One difference he has noted is that girls tend to take criticism more personally than boys do, but they can handle pressure.
“They get comfortable being uncomfortable,” he observed.
That is his perspective both as a coach and as a dad whose two daughters have played on teams he was coaching, a fact that “caused a lot of tension,” he admitted.
It required a certain separation of roles, Brown related.
“I’m the coach [when we’re training and competing], I’m the dad outside the gym.”
He didn’t want players who were intimidated by him, appreciating independent minds who pushed back — off the field.
“If being great was just a steady climb, we’d all be great.”
If he pushed players hard to excel, and Brown did, it was because he believed in them, and he wanted them to believe in themselves.
Nominator Darrel Hauptman had been pushing to have Brown inducted since the coach first became eligible.
He and Brown were friends and teammates through their elementary and high school years in Prince Rupert, Hauptman related.
Brown was “a very good player,” Haputman recalled, a perennial high school all-star who set many tournament records.
Brown remains a dedicated student of the sport, attending coaching clinics all over North America, Hauptman noted.
“He’s a mentor, a role model, a community leader, a second dad,” Hauptman commented.

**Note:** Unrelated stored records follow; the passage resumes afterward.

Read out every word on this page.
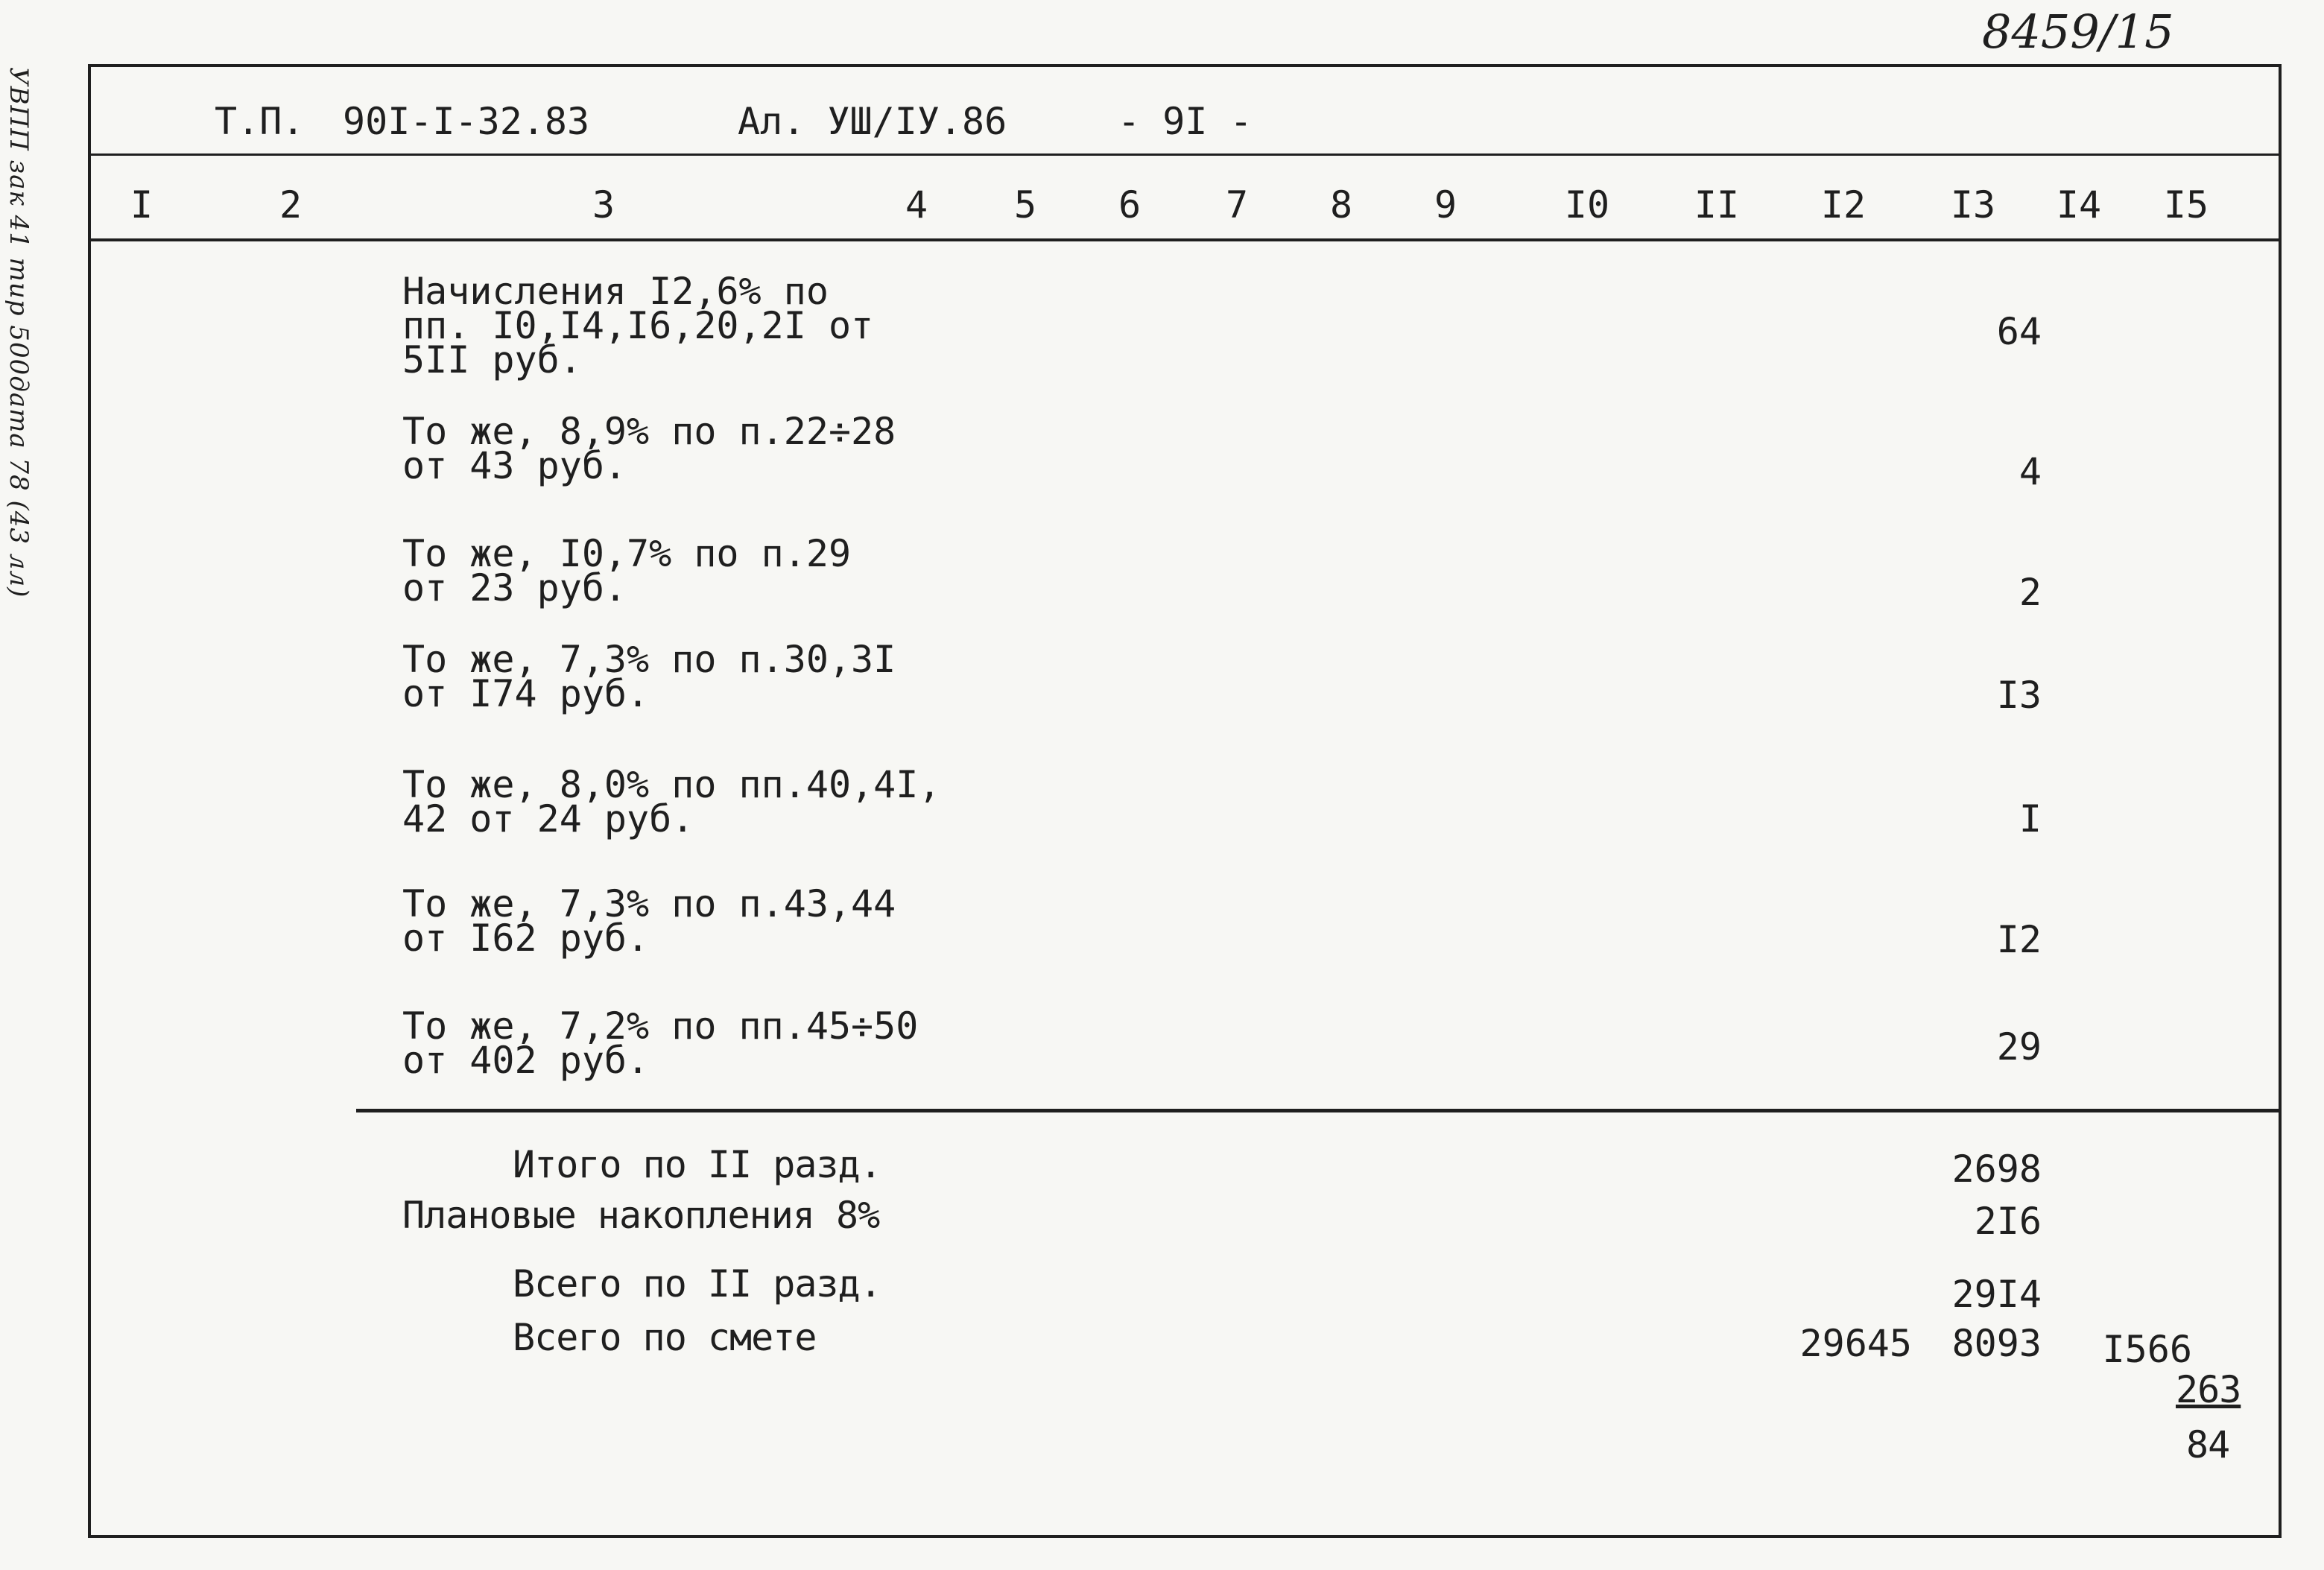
8459/15
УВПП зак 41 тир 500дата 78 (43 лл)	Т.П. 90I-I-32.83	Ал. УШ/IУ.86	- 9I -
I	2	3	4	5	6	7	8	9	I0	II	I2	I3	I4	I5
Начисления I2,6% по
пп. I0,I4,I6,20,2I от
5II руб.
64
То же, 8,9% по п.22÷28
от 43 руб.	4
То же, I0,7% по п.29
от 23 руб.	2
То же, 7,3% по п.30,3I
от I74 руб.	I3
То же, 8,0% по пп.40,4I,
42 от 24 руб.	I
То же, 7,3% по п.43,44
от I62 руб.	I2
То же, 7,2% по пп.45÷50
от 402 руб.	29
Итого по II разд.	2698
Плановые накопления 8%	2I6
Всего по II разд.	29I4
Всего по смете	29645	8093	I566
263
84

“He truly cared about his players both on and off the court. He made sure they maintained good grades. He taught life skills that will have a positive effect for a lifetime.
Hauptman shared some of the comments appended to the induction nomination filed by players and parents.
Rich Chambers, 2013 Basketball Hall of Fame inductee, said Brown’s record would “almost seem fictional, if one did not know how hard he worked to establish this unbelievable legacy.”
Former player Amber Kavanagh praised Brown for creating “a safe and inviting place for women, [and with it] a family culture, where he taught us bigger life lessons through the game we loved.”
Daughter Christina Brown, now a college player, said her father has “dedicated his life to basketball in BC and I’m proud to say I played for him.”
Daughter Jessie Brown, who plays for Trinity Western University, a B.C. basketball player of the year winner, recalled “countless teammates that he took under his wing when they were struggling with home life or any other life challenges and he used basketball to equip them with life skills.’
Kathy Brown, wife, coach and self-described “biggest fan” of her husband, said he advocated for girls basketball “more than most females in the coaching ranks.”
Tayla Jackson, former player, NCAA player and BC basketball player of the year winner, recalled Brown’s Friday Nights Hoops sessions, saying “you would see the man was really a soft-hearted guy who loves basketball and all the kids that wanted to play.”